Der überwiegende Teil der vom Opferschutzzentrum bearbeiteten Fälle kommt vom GiP-Support, der sämtliche Hochrisikofälle an das Opferschutzzentrum übermittelt, aber auch das Gewaltschutzzentrum Wien meldet Hochrisikofälle. „Wir werden von der Polizei über alle Betretungs- und Annäherungsverbote informiert, deren räumlicher Schutzbereich in Wien liegt, nicht nur in Hochrisikofällen. Die Information umfasst die Kontaktdaten der gefährdeten Person und eine Darstellung, wie der Einsatz abgelaufen ist und was zu der Entscheidung geführt hat, dass ein Betretungs- und Annäherungsverbot ausgesprochen worden ist“, erklärt Nicole Krejci, Geschäftsführerin des Gewaltschutzzentrums Wien.

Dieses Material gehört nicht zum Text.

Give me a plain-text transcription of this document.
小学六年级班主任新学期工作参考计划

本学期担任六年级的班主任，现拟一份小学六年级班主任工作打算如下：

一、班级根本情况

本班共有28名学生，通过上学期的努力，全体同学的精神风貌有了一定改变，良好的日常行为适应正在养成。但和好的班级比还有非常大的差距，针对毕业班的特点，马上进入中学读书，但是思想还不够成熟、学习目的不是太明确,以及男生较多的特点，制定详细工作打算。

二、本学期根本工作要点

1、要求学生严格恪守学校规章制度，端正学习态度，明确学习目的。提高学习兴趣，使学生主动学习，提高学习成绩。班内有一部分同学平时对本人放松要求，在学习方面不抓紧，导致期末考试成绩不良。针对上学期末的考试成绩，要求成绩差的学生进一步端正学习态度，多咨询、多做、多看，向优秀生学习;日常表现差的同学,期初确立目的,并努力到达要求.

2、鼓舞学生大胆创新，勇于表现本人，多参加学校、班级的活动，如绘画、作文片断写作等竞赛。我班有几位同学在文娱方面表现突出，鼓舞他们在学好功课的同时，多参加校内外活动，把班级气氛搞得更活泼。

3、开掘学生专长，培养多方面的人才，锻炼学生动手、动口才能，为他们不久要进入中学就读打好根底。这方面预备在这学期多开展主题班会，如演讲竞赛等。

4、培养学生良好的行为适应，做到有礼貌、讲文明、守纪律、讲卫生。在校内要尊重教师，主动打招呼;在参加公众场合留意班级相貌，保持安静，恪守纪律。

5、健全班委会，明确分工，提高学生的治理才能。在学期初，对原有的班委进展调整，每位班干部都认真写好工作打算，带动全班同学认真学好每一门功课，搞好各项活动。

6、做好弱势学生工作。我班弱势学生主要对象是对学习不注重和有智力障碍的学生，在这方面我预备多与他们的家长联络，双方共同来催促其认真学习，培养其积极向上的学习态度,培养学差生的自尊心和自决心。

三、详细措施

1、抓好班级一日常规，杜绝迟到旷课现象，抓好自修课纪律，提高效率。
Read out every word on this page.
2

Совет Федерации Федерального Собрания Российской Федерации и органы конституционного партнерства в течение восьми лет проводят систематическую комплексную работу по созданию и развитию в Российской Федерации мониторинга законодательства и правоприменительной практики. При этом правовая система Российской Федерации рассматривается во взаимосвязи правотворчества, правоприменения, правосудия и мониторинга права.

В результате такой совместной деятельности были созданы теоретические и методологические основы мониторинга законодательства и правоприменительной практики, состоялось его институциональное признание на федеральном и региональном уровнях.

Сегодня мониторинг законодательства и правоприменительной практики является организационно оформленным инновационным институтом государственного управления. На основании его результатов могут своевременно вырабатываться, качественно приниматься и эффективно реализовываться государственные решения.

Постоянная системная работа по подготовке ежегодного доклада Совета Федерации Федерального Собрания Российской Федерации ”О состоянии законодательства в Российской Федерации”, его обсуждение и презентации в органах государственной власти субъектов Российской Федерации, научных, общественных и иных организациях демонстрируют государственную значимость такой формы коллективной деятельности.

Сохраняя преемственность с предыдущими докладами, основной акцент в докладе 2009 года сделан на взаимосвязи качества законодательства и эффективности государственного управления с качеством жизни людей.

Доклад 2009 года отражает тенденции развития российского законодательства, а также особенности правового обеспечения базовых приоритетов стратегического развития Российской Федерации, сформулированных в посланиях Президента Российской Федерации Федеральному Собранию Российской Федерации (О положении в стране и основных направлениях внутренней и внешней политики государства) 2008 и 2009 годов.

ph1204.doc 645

Die Mitarbeiterinnen des Gewaltschutzzentrums kontaktieren die gefährdeten Personen. Das hilft, die Hürde, sich Unterstützung zu holen, zu überwinden, die durch das unmittelbare Naheverhältnis zum Gefährder besteht. „Wird ein Betretungs- und Annäherungsverbot ausgesprochen, geht das für die Betroffenen meist sehr schnell, sie verstehen oft gar nicht, was passiert ist. Wir erklären, was der Gefährder tun darf und was nicht, welche Möglichkeiten es gibt – z. B. eine einstweilige Verfügung, um den Schutz zu verlängern“, sagt Krejci.
In rund 95 Prozent aller Fälle kommt ein Kontakt zwischen der Gewaltbetroffenen (meist handelt es sich um Frauen) und einer Mitarbeiterin des Gewaltschutzzentrums zustande. Diese führt mit dem Instrument „Danger-Assessment“ von Jacquelyn Campbell eine Gefährdungseinschätzung durch. In seltenen Fällen unterscheidet sich die Einschätzung von jener durch die Polizei – etwa, wenn die Betroffene im Gewaltschutzzentrum von einem Vorfall berichtet, der nicht polizeilich bekannt ist, aber aufgrund seiner Schwere nahelegt, dass vom Gefährder ein hohes Risiko ausgeht.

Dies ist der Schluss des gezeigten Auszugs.